Biblioteca Virtual do Poeta Sem Limites

 

 

A CURA DO DESASSOSSEGO

 

Na rede da carruagem, em frente de Clóvis, ia uma mala de viagem solidamente confeccionada, em cujo rótulo se lia em letras muito bem desenhadas esta inscrição: «J. P. Huddle, The Warren, Tilfield, perto de Slowborough.» Por debaixo da rede encontrava-se sentada a encar­nação humana do rótulo, um indivíduo sólido, grave, gravemente vestido, gravemente loquaz. Mesmo sem a sua conversa (que se dirigia a um amigo sentado ao seu lado e que cobria principalmente tópicos tais como o atraso dos jacintos romanos e o surto de sarampo na rei­toria), uma pessoa poderia avaliar com razoável aproximação o temperamento e a mentalidade do dono da mala. Mas este parecia não desejar deixar nada à imaginação do observador casual, e a sua conversa tornou-se de repente pessoal e introspectiva.
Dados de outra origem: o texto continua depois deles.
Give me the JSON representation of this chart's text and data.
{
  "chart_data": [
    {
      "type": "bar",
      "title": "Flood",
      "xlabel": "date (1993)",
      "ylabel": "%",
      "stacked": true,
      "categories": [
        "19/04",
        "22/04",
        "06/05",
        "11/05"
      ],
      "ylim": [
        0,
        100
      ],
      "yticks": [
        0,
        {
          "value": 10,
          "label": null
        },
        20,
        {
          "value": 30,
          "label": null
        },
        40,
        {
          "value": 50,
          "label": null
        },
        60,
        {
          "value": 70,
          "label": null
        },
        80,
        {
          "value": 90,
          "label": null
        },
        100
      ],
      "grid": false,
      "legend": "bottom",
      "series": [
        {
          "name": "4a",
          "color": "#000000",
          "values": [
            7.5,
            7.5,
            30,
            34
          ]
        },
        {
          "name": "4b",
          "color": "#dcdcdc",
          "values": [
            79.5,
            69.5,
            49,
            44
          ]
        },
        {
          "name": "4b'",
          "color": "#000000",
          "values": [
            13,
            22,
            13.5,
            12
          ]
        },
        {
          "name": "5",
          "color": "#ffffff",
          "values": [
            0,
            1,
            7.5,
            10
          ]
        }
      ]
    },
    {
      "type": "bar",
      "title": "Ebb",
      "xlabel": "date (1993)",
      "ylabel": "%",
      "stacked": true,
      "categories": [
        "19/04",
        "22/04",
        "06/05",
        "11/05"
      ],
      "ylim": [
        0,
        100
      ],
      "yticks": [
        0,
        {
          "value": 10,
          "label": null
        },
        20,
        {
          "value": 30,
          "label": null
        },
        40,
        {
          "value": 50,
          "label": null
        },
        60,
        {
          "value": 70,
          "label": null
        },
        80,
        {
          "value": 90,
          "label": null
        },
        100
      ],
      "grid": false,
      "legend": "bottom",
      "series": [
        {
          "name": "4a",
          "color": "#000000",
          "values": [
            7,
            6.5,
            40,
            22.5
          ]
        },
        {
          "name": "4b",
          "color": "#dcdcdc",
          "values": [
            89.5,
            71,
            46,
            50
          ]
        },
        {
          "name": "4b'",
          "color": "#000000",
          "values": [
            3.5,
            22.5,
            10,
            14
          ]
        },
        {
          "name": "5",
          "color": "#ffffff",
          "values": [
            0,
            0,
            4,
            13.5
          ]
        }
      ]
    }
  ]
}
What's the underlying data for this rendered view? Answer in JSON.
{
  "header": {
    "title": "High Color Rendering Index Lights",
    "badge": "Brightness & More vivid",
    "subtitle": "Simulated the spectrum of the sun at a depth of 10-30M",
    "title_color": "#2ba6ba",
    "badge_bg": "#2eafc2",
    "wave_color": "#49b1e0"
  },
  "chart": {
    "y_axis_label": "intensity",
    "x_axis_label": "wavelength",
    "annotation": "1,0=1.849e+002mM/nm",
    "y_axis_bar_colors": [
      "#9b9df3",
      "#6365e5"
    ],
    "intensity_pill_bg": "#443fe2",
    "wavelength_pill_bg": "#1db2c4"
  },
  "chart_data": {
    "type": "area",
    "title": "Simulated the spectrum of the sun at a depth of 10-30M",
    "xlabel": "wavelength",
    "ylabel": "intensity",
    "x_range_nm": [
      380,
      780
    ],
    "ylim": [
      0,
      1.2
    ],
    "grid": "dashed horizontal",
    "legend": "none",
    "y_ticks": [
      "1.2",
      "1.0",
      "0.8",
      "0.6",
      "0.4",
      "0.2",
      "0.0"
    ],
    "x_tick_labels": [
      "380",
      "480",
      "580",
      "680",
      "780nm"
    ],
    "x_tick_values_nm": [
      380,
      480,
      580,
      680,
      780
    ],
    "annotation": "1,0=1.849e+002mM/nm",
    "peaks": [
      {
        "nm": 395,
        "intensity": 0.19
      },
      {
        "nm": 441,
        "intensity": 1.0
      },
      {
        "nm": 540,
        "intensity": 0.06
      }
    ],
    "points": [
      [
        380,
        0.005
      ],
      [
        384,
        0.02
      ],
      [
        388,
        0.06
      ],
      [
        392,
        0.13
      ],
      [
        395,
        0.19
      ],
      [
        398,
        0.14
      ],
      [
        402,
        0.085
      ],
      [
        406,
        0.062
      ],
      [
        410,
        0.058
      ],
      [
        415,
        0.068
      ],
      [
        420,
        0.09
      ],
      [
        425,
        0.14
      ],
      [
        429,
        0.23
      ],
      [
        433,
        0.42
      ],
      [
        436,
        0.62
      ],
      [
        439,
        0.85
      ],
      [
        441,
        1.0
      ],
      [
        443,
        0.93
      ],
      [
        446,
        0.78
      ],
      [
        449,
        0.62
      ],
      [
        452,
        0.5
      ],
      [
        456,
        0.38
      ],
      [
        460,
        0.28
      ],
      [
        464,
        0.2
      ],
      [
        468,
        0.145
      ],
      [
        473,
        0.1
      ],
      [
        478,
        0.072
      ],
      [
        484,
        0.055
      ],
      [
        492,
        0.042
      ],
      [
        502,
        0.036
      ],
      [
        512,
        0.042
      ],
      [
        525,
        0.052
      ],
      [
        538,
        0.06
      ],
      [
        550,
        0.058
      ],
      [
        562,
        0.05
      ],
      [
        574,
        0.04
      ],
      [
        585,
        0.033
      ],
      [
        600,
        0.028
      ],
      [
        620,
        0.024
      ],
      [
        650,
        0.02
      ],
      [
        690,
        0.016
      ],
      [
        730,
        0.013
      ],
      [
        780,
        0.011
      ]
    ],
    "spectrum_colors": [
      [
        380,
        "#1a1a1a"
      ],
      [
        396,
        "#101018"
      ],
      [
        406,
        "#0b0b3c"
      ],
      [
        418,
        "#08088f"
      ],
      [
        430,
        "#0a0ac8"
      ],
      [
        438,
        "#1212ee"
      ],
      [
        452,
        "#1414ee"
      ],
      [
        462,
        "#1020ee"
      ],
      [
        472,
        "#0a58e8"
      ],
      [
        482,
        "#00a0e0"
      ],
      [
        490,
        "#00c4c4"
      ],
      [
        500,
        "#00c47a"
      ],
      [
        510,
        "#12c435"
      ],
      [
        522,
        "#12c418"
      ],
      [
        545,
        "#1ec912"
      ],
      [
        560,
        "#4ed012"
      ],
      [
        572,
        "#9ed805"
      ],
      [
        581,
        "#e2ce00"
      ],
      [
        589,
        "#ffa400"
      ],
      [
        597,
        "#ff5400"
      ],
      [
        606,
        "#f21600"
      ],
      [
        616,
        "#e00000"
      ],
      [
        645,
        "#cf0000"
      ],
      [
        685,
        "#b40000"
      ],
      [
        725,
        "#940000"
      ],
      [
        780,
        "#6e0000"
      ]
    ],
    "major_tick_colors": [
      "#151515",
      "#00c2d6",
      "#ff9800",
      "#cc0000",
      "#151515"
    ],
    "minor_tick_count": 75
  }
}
- Não sei como é isto - dizia para o amigo. - Pouco passo dos quarenta e contudo tenho a impressão de estar profundamente incrustado no ramerrão da meia-idade avan­çada. Minha irmã revela a mesma tendência. Gostamos que tudo se encontre sempre no seu lugar; gostamos que as coisas aconteçam exac­tamente quando devem acontecer; gostamos que tudo se processe rotineiramente, ordeira­mente, pontualmente, metodicamente, sem se desviar a grossura de um cabelo ou o tempo de um minuto. Se as coisas não sucedem assim ficamos perturbados e aborrecidos. Por exemplo, para citar um caso muito trivial, um tordo construiu ano após ano o seu ninho na candeia(1)do relvado; este ano, sem qualquer razão que se entenda, foi fazer o ninho na trepadeira da parede do jardim. Não falámos no assunto mas ambos sentimos que a mudança é desnecessária e de certo modo irritante.

- Talvez seja outro tordo - alvitrou o amigo.

- Pensámos nessa hipótese - disse J. P. Huddle - e acho que foi justamente isso o que mais nos aborreceu. Na nossa idade não nos interessa mudar de tordo; e contudo, como já disse, ainda não atingimos a idade em que essas coisas costumam causar qualquer impressão séria.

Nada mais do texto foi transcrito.